I am trying this thing on the dates where I busy myself instead of letting my brain stew and burn over the same things that are annoying me. The productivity of such brain events has not seemed to help me throughout this life so this is the attempt to block that. 

Instead of continuing to let my brain stew, burn, and spin on this black eye that knocked me back down a few pegs, I am going to do some things to feel pretty today. In this way, I am hoping for a cliché movie pick-me-up type of scene. 

Some of my life nightmares include being still for too long and also shopping, so today I am throwing myself right to the sharks for this clip!

I figure I’m not feeling too hot anyway so how much worse can this make it? The point of this is to try new things, get a little uncomfortable, and break that discomfort at some point so here goes…

PLUS I have ALWAYS wanted to do a movie montage.

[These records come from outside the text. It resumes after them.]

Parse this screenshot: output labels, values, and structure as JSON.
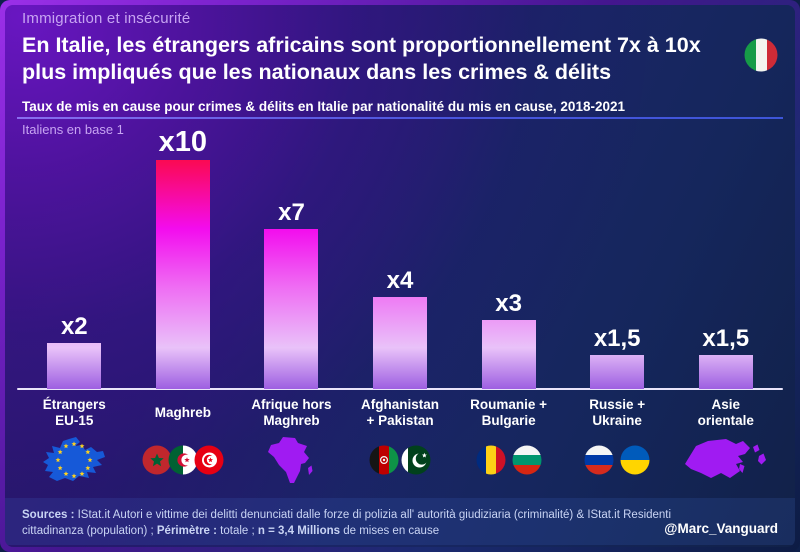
{
  "header": {
    "kicker": "Immigration et insécurité",
    "title_lines": {
      "0": "En Italie, les étrangers africains sont proportionnellement 7x à 10x",
      "1": "plus impliqués que les nationaux dans les crimes & délits"
    },
    "flag_icon": "italy-flag-icon",
    "subtitle": "Taux de mis en cause pour crimes & délits en Italie par nationalité du mis en cause, 2018-2021"
  },
  "chart_data": {
    "type": "bar",
    "title": "Taux de mis en cause pour crimes & délits en Italie par nationalité du mis en cause, 2018-2021",
    "note": "Italiens en base 1",
    "ylim": [
      0,
      10
    ],
    "grid": false,
    "legend": "none",
    "categories": [
      "Étrangers EU-15",
      "Maghreb",
      "Afrique hors Maghreb",
      "Afghanistan + Pakistan",
      "Roumanie + Bulgarie",
      "Russie + Ukraine",
      "Asie orientale"
    ],
    "values": [
      2,
      10,
      7,
      4,
      3,
      1.5,
      1.5
    ],
    "value_labels": [
      "x2",
      "x10",
      "x7",
      "x4",
      "x3",
      "x1,5",
      "x1,5"
    ],
    "points": [
      {
        "label_lines": [
          "Étrangers",
          "EU-15"
        ],
        "value": 2,
        "value_label": "x2",
        "icon": "eu-map-icon"
      },
      {
        "label_lines": [
          "Maghreb"
        ],
        "value": 10,
        "value_label": "x10",
        "icon": "maghreb-flags-icon"
      },
      {
        "label_lines": [
          "Afrique hors",
          "Maghreb"
        ],
        "value": 7,
        "value_label": "x7",
        "icon": "africa-map-icon"
      },
      {
        "label_lines": [
          "Afghanistan",
          "+ Pakistan"
        ],
        "value": 4,
        "value_label": "x4",
        "icon": "afghanistan-pakistan-flags-icon"
      },
      {
        "label_lines": [
          "Roumanie +",
          "Bulgarie"
        ],
        "value": 3,
        "value_label": "x3",
        "icon": "romania-bulgaria-flags-icon"
      },
      {
        "label_lines": [
          "Russie +",
          "Ukraine"
        ],
        "value": 1.5,
        "value_label": "x1,5",
        "icon": "russia-ukraine-flags-icon"
      },
      {
        "label_lines": [
          "Asie",
          "orientale"
        ],
        "value": 1.5,
        "value_label": "x1,5",
        "icon": "east-asia-map-icon"
      }
    ],
    "bar_gradient": [
      "#FB0A52",
      "#F30CEE",
      "#EF6BF3",
      "#E9C2F9",
      "#9D5FE1"
    ]
  },
  "footer": {
    "segments": [
      {
        "text": "Sources : ",
        "bold": true
      },
      {
        "text": "IStat.it Autori e vittime dei delitti denunciati dalle forze di polizia all' autorità giudiziaria (criminalité) & IStat.it Residenti cittadinanza (population) ; ",
        "bold": false
      },
      {
        "text": "Périmètre : ",
        "bold": true
      },
      {
        "text": "totale ; ",
        "bold": false
      },
      {
        "text": "n = 3,4 Millions",
        "bold": true
      },
      {
        "text": " de mises en cause",
        "bold": false
      }
    ],
    "credit": "@Marc_Vanguard"
  },
  "colors": {
    "frame_purple": "#9B30E8",
    "background_navy": "#15265C",
    "accent_lavender": "#C7A4F2",
    "baseline": "#E9E4FA",
    "map_purple": "#A01BF2",
    "eu_blue": "#1659D8",
    "eu_star_yellow": "#FFD21E"
  }
}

Movie montage scene as seen here.  Fun Fact: I bought one item from this four square shot that I still own to this day– the shiny leggings.

The shopping was actually amazing. I very much needed things that fit my body again and felt pretty damn hot trying on things that actually fit. Also when I want to leave, I get to leave when I am solo so that’s cool. 

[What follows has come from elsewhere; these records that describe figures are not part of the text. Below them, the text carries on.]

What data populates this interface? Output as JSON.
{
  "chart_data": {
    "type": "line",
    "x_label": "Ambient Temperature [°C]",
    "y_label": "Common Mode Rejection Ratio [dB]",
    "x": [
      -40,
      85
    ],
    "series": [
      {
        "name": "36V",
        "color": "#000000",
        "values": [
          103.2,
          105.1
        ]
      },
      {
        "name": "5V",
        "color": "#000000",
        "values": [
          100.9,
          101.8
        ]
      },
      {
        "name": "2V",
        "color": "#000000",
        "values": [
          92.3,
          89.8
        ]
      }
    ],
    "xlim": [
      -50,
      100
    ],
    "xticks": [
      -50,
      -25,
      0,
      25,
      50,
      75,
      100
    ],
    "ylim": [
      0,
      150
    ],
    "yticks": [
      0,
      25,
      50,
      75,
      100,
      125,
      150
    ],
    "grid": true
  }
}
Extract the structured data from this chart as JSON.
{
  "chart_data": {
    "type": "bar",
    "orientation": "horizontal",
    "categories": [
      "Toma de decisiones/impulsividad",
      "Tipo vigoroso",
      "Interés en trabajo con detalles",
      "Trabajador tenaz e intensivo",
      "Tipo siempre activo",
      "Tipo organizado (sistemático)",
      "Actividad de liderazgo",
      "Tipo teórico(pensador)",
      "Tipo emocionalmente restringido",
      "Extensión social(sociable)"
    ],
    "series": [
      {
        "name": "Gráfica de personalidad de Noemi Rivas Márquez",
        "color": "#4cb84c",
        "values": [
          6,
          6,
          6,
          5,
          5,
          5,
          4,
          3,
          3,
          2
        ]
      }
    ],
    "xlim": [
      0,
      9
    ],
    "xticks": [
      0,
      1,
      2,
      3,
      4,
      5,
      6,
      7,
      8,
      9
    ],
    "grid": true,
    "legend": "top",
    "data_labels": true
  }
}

This is still not ‘retail therapy’ to me or whatever some psychos call it, but I did the damn thing by myself so that feels pretty good. 

Also, as vain as it may be, when I get to the bottom of the scale like now, it feels damn good to see that smaller size.   I don’t think I have ever felt prettier in any picture in my entire life. Look at those long locks covering the black eye.

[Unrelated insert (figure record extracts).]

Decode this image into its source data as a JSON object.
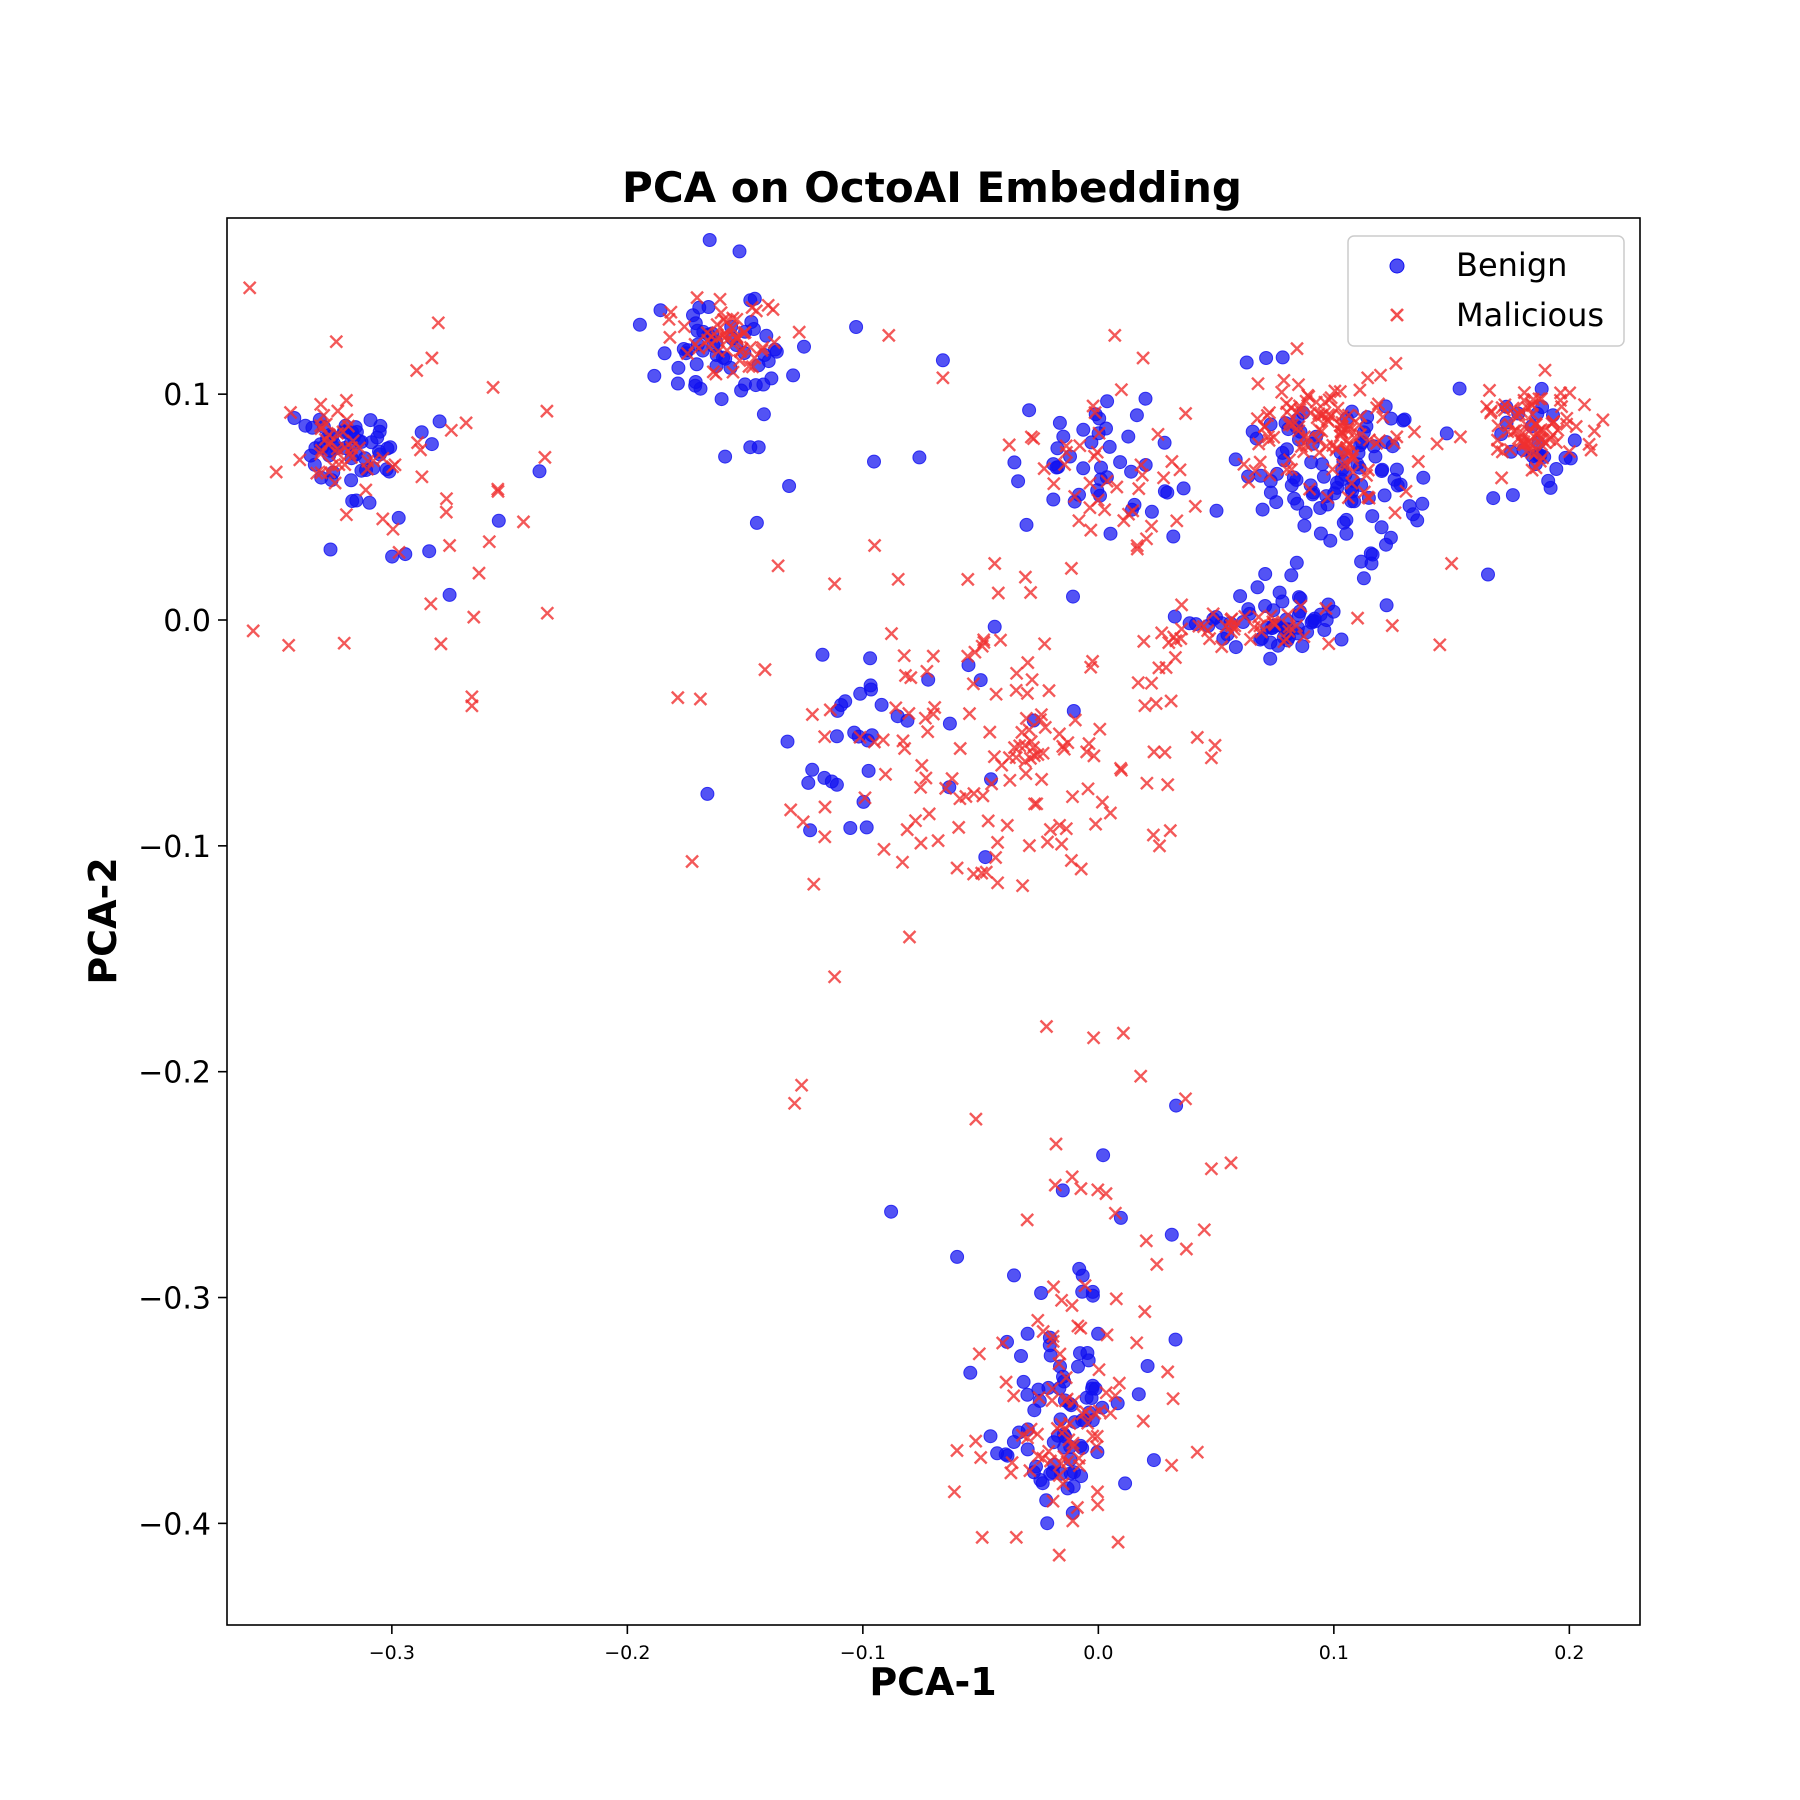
{
  "chart_data": {
    "type": "scatter",
    "title": "PCA on OctoAI Embedding",
    "xlabel": "PCA-1",
    "ylabel": "PCA-2",
    "xlim": [
      -0.37,
      0.23
    ],
    "ylim": [
      -0.445,
      0.178
    ],
    "xticks": [
      -0.3,
      -0.2,
      -0.1,
      0.0,
      0.1,
      0.2
    ],
    "xtick_labels": [
      "−0.3",
      "−0.2",
      "−0.1",
      "0.0",
      "0.1",
      "0.2"
    ],
    "yticks": [
      0.1,
      0.0,
      -0.1,
      -0.2,
      -0.3,
      -0.4
    ],
    "ytick_labels": [
      "0.1",
      "0.0",
      "−0.1",
      "−0.2",
      "−0.3",
      "−0.4"
    ],
    "grid": false,
    "legend": {
      "position": "top-right",
      "entries": [
        "Benign",
        "Malicious"
      ]
    },
    "series": [
      {
        "name": "Benign",
        "marker": "circle",
        "color": "#1010f0",
        "clusters": [
          {
            "center": [
              -0.322,
              0.076
            ],
            "spread": [
              0.01,
              0.008
            ],
            "count": 45
          },
          {
            "center": [
              -0.3,
              0.055
            ],
            "spread": [
              0.028,
              0.025
            ],
            "count": 18
          },
          {
            "center": [
              -0.16,
              0.12
            ],
            "spread": [
              0.013,
              0.012
            ],
            "count": 45
          },
          {
            "center": [
              -0.16,
              0.1
            ],
            "spread": [
              0.022,
              0.022
            ],
            "count": 16
          },
          {
            "center": [
              -0.002,
              0.068
            ],
            "spread": [
              0.02,
              0.014
            ],
            "count": 40
          },
          {
            "center": [
              0.105,
              0.065
            ],
            "spread": [
              0.025,
              0.02
            ],
            "count": 110
          },
          {
            "center": [
              0.072,
              -0.002
            ],
            "spread": [
              0.015,
              0.006
            ],
            "count": 55
          },
          {
            "center": [
              0.185,
              0.075
            ],
            "spread": [
              0.008,
              0.012
            ],
            "count": 25
          },
          {
            "center": [
              -0.1,
              -0.055
            ],
            "spread": [
              0.015,
              0.02
            ],
            "count": 28
          },
          {
            "center": [
              -0.025,
              -0.04
            ],
            "spread": [
              0.02,
              0.02
            ],
            "count": 8
          },
          {
            "center": [
              -0.015,
              -0.36
            ],
            "spread": [
              0.013,
              0.022
            ],
            "count": 75
          },
          {
            "center": [
              -0.005,
              -0.3
            ],
            "spread": [
              0.018,
              0.03
            ],
            "count": 12
          }
        ],
        "points": [
          [
            -0.166,
            -0.077
          ],
          [
            -0.088,
            -0.262
          ],
          [
            0.033,
            -0.215
          ],
          [
            -0.145,
            0.043
          ],
          [
            0.063,
            0.114
          ],
          [
            -0.066,
            0.115
          ],
          [
            -0.076,
            0.072
          ],
          [
            -0.125,
            0.121
          ],
          [
            -0.06,
            -0.282
          ],
          [
            -0.048,
            -0.105
          ],
          [
            -0.044,
            -0.003
          ],
          [
            0.002,
            -0.237
          ],
          [
            0.116,
            0.025
          ],
          [
            0.138,
            0.063
          ],
          [
            0.02,
            0.098
          ]
        ]
      },
      {
        "name": "Malicious",
        "marker": "x",
        "color": "#f03030",
        "clusters": [
          {
            "center": [
              -0.322,
              0.078
            ],
            "spread": [
              0.01,
              0.008
            ],
            "count": 40
          },
          {
            "center": [
              -0.29,
              0.05
            ],
            "spread": [
              0.03,
              0.03
            ],
            "count": 30
          },
          {
            "center": [
              -0.157,
              0.125
            ],
            "spread": [
              0.013,
              0.01
            ],
            "count": 50
          },
          {
            "center": [
              0.0,
              0.065
            ],
            "spread": [
              0.025,
              0.02
            ],
            "count": 45
          },
          {
            "center": [
              0.103,
              0.085
            ],
            "spread": [
              0.02,
              0.015
            ],
            "count": 120
          },
          {
            "center": [
              0.185,
              0.085
            ],
            "spread": [
              0.012,
              0.01
            ],
            "count": 80
          },
          {
            "center": [
              0.065,
              -0.004
            ],
            "spread": [
              0.02,
              0.005
            ],
            "count": 40
          },
          {
            "center": [
              -0.04,
              -0.06
            ],
            "spread": [
              0.04,
              0.03
            ],
            "count": 150
          },
          {
            "center": [
              -0.02,
              -0.36
            ],
            "spread": [
              0.015,
              0.02
            ],
            "count": 60
          },
          {
            "center": [
              0.005,
              -0.3
            ],
            "spread": [
              0.02,
              0.045
            ],
            "count": 35
          }
        ],
        "points": [
          [
            -0.129,
            -0.214
          ],
          [
            -0.126,
            -0.206
          ],
          [
            -0.112,
            -0.158
          ],
          [
            -0.052,
            -0.221
          ],
          [
            -0.022,
            -0.18
          ],
          [
            -0.002,
            -0.185
          ],
          [
            0.018,
            -0.202
          ],
          [
            0.037,
            -0.212
          ],
          [
            -0.169,
            -0.035
          ],
          [
            -0.136,
            0.024
          ],
          [
            -0.112,
            0.016
          ],
          [
            -0.095,
            0.033
          ],
          [
            -0.089,
            0.126
          ],
          [
            -0.085,
            0.018
          ],
          [
            -0.044,
            0.025
          ],
          [
            0.007,
            0.126
          ],
          [
            0.019,
            0.116
          ],
          [
            -0.266,
            -0.034
          ],
          [
            -0.266,
            -0.038
          ],
          [
            -0.234,
            0.003
          ],
          [
            -0.235,
            0.072
          ],
          [
            -0.283,
            0.116
          ],
          [
            -0.257,
            0.103
          ],
          [
            0.045,
            -0.27
          ],
          [
            0.048,
            -0.243
          ],
          [
            0.15,
            0.025
          ],
          [
            0.145,
            -0.011
          ],
          [
            0.042,
            -0.052
          ],
          [
            0.048,
            -0.061
          ],
          [
            -0.018,
            -0.232
          ]
        ]
      }
    ]
  }
}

As for the pedicure, my goodness! Where has this been my entire life? I mean could anyone not enjoy getting this done? I normally hate sitting still but this was obviously a luxury and a half– not something I will ever do often but once in a while, I might need a pampered teacher lady pedicure night. Thanks, Mich. 

Note to self: Shave legs next time.

Learning: Sometimes even our own brains are wrong. Remind your brain you’re worthy again and again.

PRESENT DAY 2021

Activity/ Place: Writing Solo-date, My very own office in Albany, NY

Date: March 21, 2021 

Age: 31 

THOUGHTS OF A CALM MIND

Reflecting on the time in my life has been harder at times than others. Certainly reflecting on days like this ‘cheer up’ date are more difficult than others. This brings to mind the idea that we actually don’t know what people are going through. The picture I took of me in that outfit was the prettiest I had ever felt in my entire life and yet, I had taken myself out to cheer up because I felt worthless. I felt like there was no ‘good in me’ and some days I bet we all feel like that.

This is me in 2021 wearing that same outfit that always makes me feel slamming. Just have to add a mask to go inside in this decade.

Right now, my mind is calm. It isn’t racing or in that state I was describing then, that spinning brain. This is when I truly can reflect and change- when my mind is still. When my mind is spinning, I just have to survive it.

Before therapy, diagnosis, and eventually meds, everything felt like that surviving mode. I was unaware when my brain would go and where and for how long.

I started talk therapy right after my solo dates unaware that there were words for my patterns, unaware of my diagnosis.

I was aware that I had documented these dates for a year though and I was aware that it seemed like different people had gone on those solo dates… which was odd considering they were solo dates after all.

The initial 100 solo dates were the beginning of me understanding me. The rest of this life is the continuation of that.

Learning(s): You never know what people are going through so spread your light when you have it. When you don’t, fight the dark like hell.

Learning(s): No matter how ugly things are right now, they’ll get better with time.